Heart Healthy Exercises
3 Kinds of Exercise That Boost Heart Health
Being physically active is a major step toward heart health. It’s one of your most effective tools for strengthening the heart muscle, keeping your weight under control and warding off the artery damage from high cholesterol, high blood sugar and high blood pressure that can lead to heart attack or stroke.
It is also true that different types of exercise are needed to provide complete fitness. “Aerobic exercise and resistance training are the most important for heart health,” says Johns Hopkins exercise physiologist Kerry J. Stewart.
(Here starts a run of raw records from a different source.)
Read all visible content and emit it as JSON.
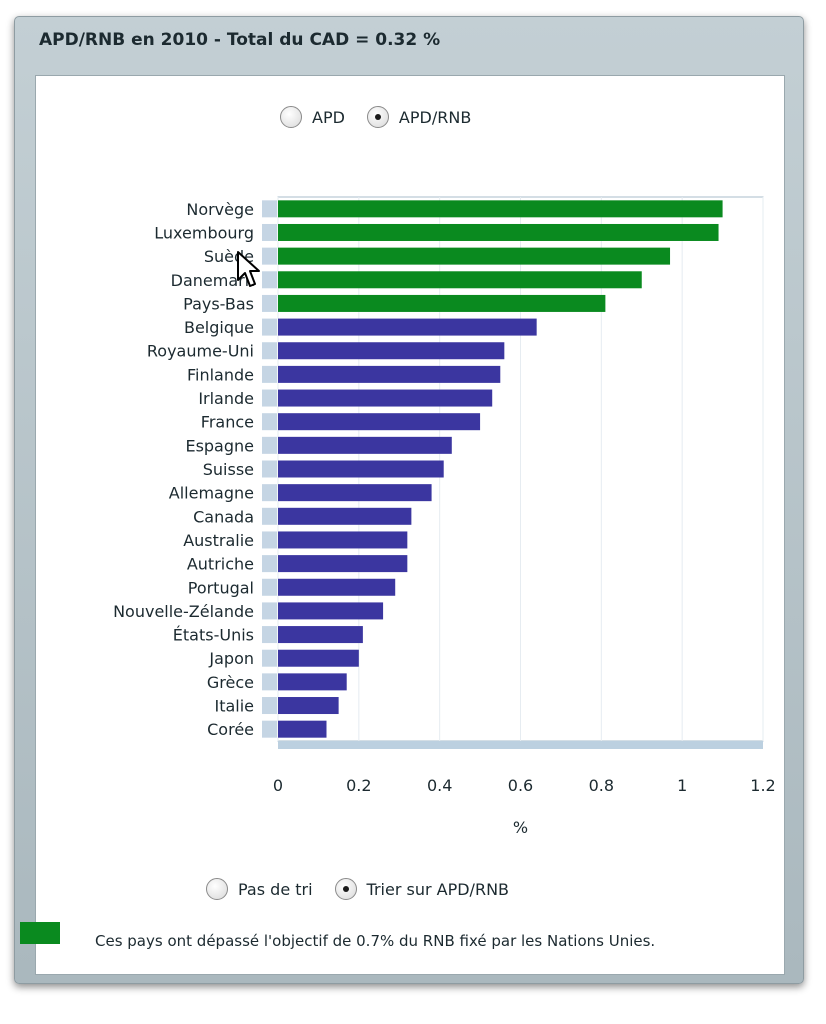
{
  "window": {
    "title": "APD/RNB en 2010 - Total du CAD = 0.32 %"
  },
  "view_toggle": {
    "options": [
      {
        "label": "APD",
        "checked": false
      },
      {
        "label": "APD/RNB",
        "checked": true
      }
    ]
  },
  "sort_toggle": {
    "options": [
      {
        "label": "Pas de tri",
        "checked": false
      },
      {
        "label": "Trier sur APD/RNB",
        "checked": true
      }
    ]
  },
  "legend": {
    "text": "Ces pays ont dépassé l'objectif de 0.7% du RNB fixé par les Nations Unies.",
    "color": "#0a8a1f"
  },
  "colors": {
    "above_target": "#0a8a1f",
    "below_target": "#3b36a0"
  },
  "chart_data": {
    "type": "bar",
    "orientation": "horizontal",
    "title": "APD/RNB en 2010 - Total du CAD = 0.32 %",
    "xlabel": "%",
    "ylabel": "",
    "xlim": [
      0,
      1.2
    ],
    "xticks": [
      "0",
      "0.2",
      "0.4",
      "0.6",
      "0.8",
      "1",
      "1.2"
    ],
    "grid": "vertical",
    "categories": [
      "Norvège",
      "Luxembourg",
      "Suède",
      "Danemark",
      "Pays-Bas",
      "Belgique",
      "Royaume-Uni",
      "Finlande",
      "Irlande",
      "France",
      "Espagne",
      "Suisse",
      "Allemagne",
      "Canada",
      "Australie",
      "Autriche",
      "Portugal",
      "Nouvelle-Zélande",
      "États-Unis",
      "Japon",
      "Grèce",
      "Italie",
      "Corée"
    ],
    "values": [
      1.1,
      1.09,
      0.97,
      0.9,
      0.81,
      0.64,
      0.56,
      0.55,
      0.53,
      0.5,
      0.43,
      0.41,
      0.38,
      0.33,
      0.32,
      0.32,
      0.29,
      0.26,
      0.21,
      0.2,
      0.17,
      0.15,
      0.12
    ],
    "above_target": [
      true,
      true,
      true,
      true,
      true,
      false,
      false,
      false,
      false,
      false,
      false,
      false,
      false,
      false,
      false,
      false,
      false,
      false,
      false,
      false,
      false,
      false,
      false
    ]
  }
}
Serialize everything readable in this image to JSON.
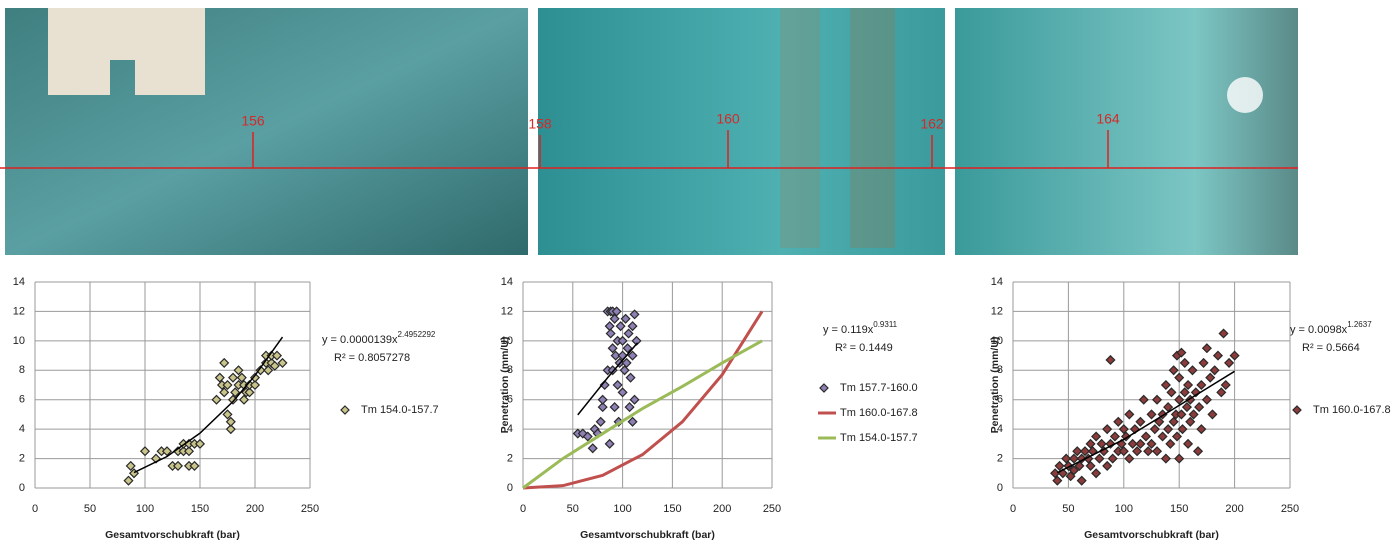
{
  "photos": {
    "station_labels": [
      "156",
      "158",
      "160",
      "162",
      "164"
    ]
  },
  "chart_data": [
    {
      "type": "scatter",
      "xlabel": "Gesamtvorschubkraft (bar)",
      "xlim": [
        0,
        250
      ],
      "ylim": [
        0,
        14
      ],
      "xticks": [
        0,
        50,
        100,
        150,
        200,
        250
      ],
      "yticks": [
        0,
        2,
        4,
        6,
        8,
        10,
        12,
        14
      ],
      "grid": true,
      "legend": "right",
      "equation": {
        "text": "y = 0.0000139x",
        "exponent": "2.4952292",
        "r2": "R² = 0.8057278"
      },
      "trendline": {
        "color": "#000000",
        "x": [
          90,
          120,
          150,
          180,
          200,
          225
        ],
        "values": [
          1.05,
          2.14,
          3.73,
          5.88,
          7.65,
          10.26
        ]
      },
      "series": [
        {
          "name": "Tm 154.0-157.7",
          "color": "#c9c48a",
          "style": "marker",
          "x": [
            85,
            87,
            90,
            100,
            110,
            115,
            120,
            125,
            130,
            130,
            135,
            135,
            140,
            140,
            140,
            145,
            145,
            150,
            165,
            168,
            170,
            172,
            172,
            175,
            175,
            178,
            178,
            180,
            180,
            182,
            185,
            185,
            188,
            190,
            190,
            192,
            195,
            195,
            200,
            200,
            205,
            210,
            210,
            212,
            215,
            215,
            218,
            220,
            225
          ],
          "values": [
            0.5,
            1.5,
            1,
            2.5,
            2,
            2.5,
            2.5,
            1.5,
            1.5,
            2.5,
            2.5,
            3,
            1.5,
            2.5,
            3,
            1.5,
            3,
            3,
            6,
            7.5,
            7,
            6.5,
            8.5,
            7,
            5,
            4,
            4.5,
            6,
            7.5,
            6.5,
            7,
            8,
            7.5,
            6,
            7,
            6.5,
            6.5,
            7,
            7,
            7.5,
            8,
            8.5,
            9,
            8,
            8.5,
            9,
            8.3,
            9,
            8.5
          ]
        }
      ]
    },
    {
      "type": "scatter",
      "xlabel": "Gesamtvorschubkraft (bar)",
      "ylabel": "Penetration (mm/U)",
      "xlim": [
        0,
        250
      ],
      "ylim": [
        0,
        14
      ],
      "xticks": [
        0,
        50,
        100,
        150,
        200,
        250
      ],
      "yticks": [
        0,
        2,
        4,
        6,
        8,
        10,
        12,
        14
      ],
      "grid": true,
      "legend": "right",
      "equation": {
        "text": "y = 0.119x",
        "exponent": "0.9311",
        "r2": "R² = 0.1449"
      },
      "trendline": {
        "color": "#000000",
        "x": [
          55,
          85,
          115
        ],
        "values": [
          4.97,
          7.5,
          9.87
        ]
      },
      "series": [
        {
          "name": "Tm 157.7-160.0",
          "color": "#8e80b5",
          "style": "marker",
          "x": [
            55,
            60,
            65,
            70,
            72,
            75,
            78,
            80,
            80,
            82,
            85,
            85,
            87,
            87,
            88,
            88,
            90,
            90,
            90,
            92,
            92,
            93,
            94,
            95,
            95,
            96,
            97,
            98,
            100,
            100,
            100,
            102,
            103,
            104,
            105,
            106,
            107,
            108,
            110,
            110,
            110,
            112,
            112,
            114
          ],
          "values": [
            3.7,
            3.7,
            3.5,
            2.7,
            4,
            3.7,
            4.5,
            5.5,
            6,
            7,
            8,
            12,
            11,
            3,
            12,
            10.5,
            12,
            9.5,
            8,
            11.5,
            5.5,
            9,
            12,
            10,
            7,
            4.5,
            8.5,
            11,
            10,
            9,
            6.5,
            8,
            11.5,
            8.5,
            9.5,
            10.5,
            5.5,
            7.5,
            11,
            9,
            4.5,
            11.8,
            6,
            10
          ]
        },
        {
          "name": "Tm 160.0-167.8",
          "color": "#c0504d",
          "style": "line",
          "x": [
            0,
            40,
            80,
            120,
            160,
            200,
            240
          ],
          "values": [
            0,
            0.16,
            0.86,
            2.27,
            4.5,
            7.7,
            12
          ]
        },
        {
          "name": "Tm 154.0-157.7",
          "color": "#9bbb59",
          "style": "line",
          "x": [
            0,
            40,
            80,
            120,
            160,
            200,
            240
          ],
          "values": [
            0,
            2,
            3.7,
            5.4,
            6.9,
            8.5,
            10
          ]
        }
      ]
    },
    {
      "type": "scatter",
      "xlabel": "Gesamtvorschubkraft (bar)",
      "ylabel": "Penetration (mm/U)",
      "xlim": [
        0,
        250
      ],
      "ylim": [
        0,
        14
      ],
      "xticks": [
        0,
        50,
        100,
        150,
        200,
        250
      ],
      "yticks": [
        0,
        2,
        4,
        6,
        8,
        10,
        12,
        14
      ],
      "grid": true,
      "legend": "right",
      "equation": {
        "text": "y = 0.0098x",
        "exponent": "1.2637",
        "r2": "R² = 0.5664"
      },
      "trendline": {
        "color": "#000000",
        "x": [
          40,
          100,
          200
        ],
        "values": [
          1.04,
          3.3,
          7.93
        ]
      },
      "series": [
        {
          "name": "Tm 160.0-167.8",
          "color": "#8c3b3b",
          "style": "marker",
          "x": [
            38,
            40,
            42,
            45,
            48,
            50,
            52,
            55,
            55,
            58,
            60,
            62,
            62,
            65,
            68,
            70,
            70,
            72,
            75,
            75,
            78,
            80,
            82,
            85,
            85,
            88,
            88,
            90,
            92,
            95,
            95,
            98,
            100,
            100,
            102,
            105,
            105,
            108,
            110,
            112,
            115,
            115,
            118,
            120,
            122,
            125,
            125,
            128,
            130,
            130,
            132,
            135,
            135,
            138,
            138,
            140,
            140,
            142,
            143,
            145,
            145,
            147,
            148,
            148,
            150,
            150,
            150,
            152,
            152,
            153,
            155,
            155,
            157,
            158,
            158,
            160,
            160,
            162,
            163,
            165,
            167,
            168,
            170,
            170,
            172,
            175,
            175,
            178,
            180,
            182,
            185,
            188,
            190,
            192,
            195,
            200
          ],
          "values": [
            1,
            0.5,
            1.5,
            1,
            2,
            1.5,
            0.8,
            2,
            1.2,
            2.5,
            1.5,
            2,
            0.5,
            2.5,
            2,
            3,
            1.5,
            2.5,
            3.5,
            1,
            2,
            3,
            2.5,
            4,
            1.5,
            3,
            8.7,
            2,
            3.5,
            2.5,
            4.5,
            3,
            2.5,
            4,
            3.5,
            5,
            2,
            3,
            4,
            2.5,
            4.5,
            3,
            6,
            3.5,
            2.5,
            5,
            3,
            4,
            6,
            2.5,
            4.5,
            5,
            3.5,
            7,
            2,
            4,
            5.5,
            3,
            6.5,
            4.5,
            8,
            5,
            9,
            3.5,
            6,
            2,
            7.5,
            5,
            9.2,
            4,
            6.5,
            8.5,
            5.5,
            3,
            7,
            6,
            4.5,
            8,
            5,
            6.5,
            2.5,
            5.5,
            7,
            4,
            8.5,
            6,
            9.5,
            7.5,
            5,
            8,
            9,
            6.5,
            10.5,
            7,
            8.5,
            9
          ]
        }
      ]
    }
  ]
}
Here’s how different types of exercise benefit you:
- Aerobic Exercise - "Aerobic exercise improves circulation, which results in lowered blood pressure and heart rate," Stewart says. In addition, it increases your overall aerobic fitness, as measured by a treadmill test, for example, and it helps your cardiac output (how well your heart pumps). Aerobic exercise also reduces the risk of type 2 diabetes and, if you already live with diabetes, helps you control your blood glucose.
- Resistance Training - "Resistance training has a more specific effect on body composition," Stewart says. For people who are carrying a lot of body fat (including a big belly, which is a risk factor for heart disease), it can help reduce fat and create leaner muscle mass. Research shows that a combination of aerobic exercise and resistance work may help raise HDL (good) cholesterol and lower LDL (bad) cholesterol.
- Strength, Flexibility, & Balance - "Flexibility workouts, such as stretching, don’t directly contribute to heart health. What they do is benefit musculoskeletal health, which enables you to stay flexible and free from joint pain, cramping and other muscular issues. That flexibility is a critical part of being able to maintain aerobic exercise and resistance training," says Stewart.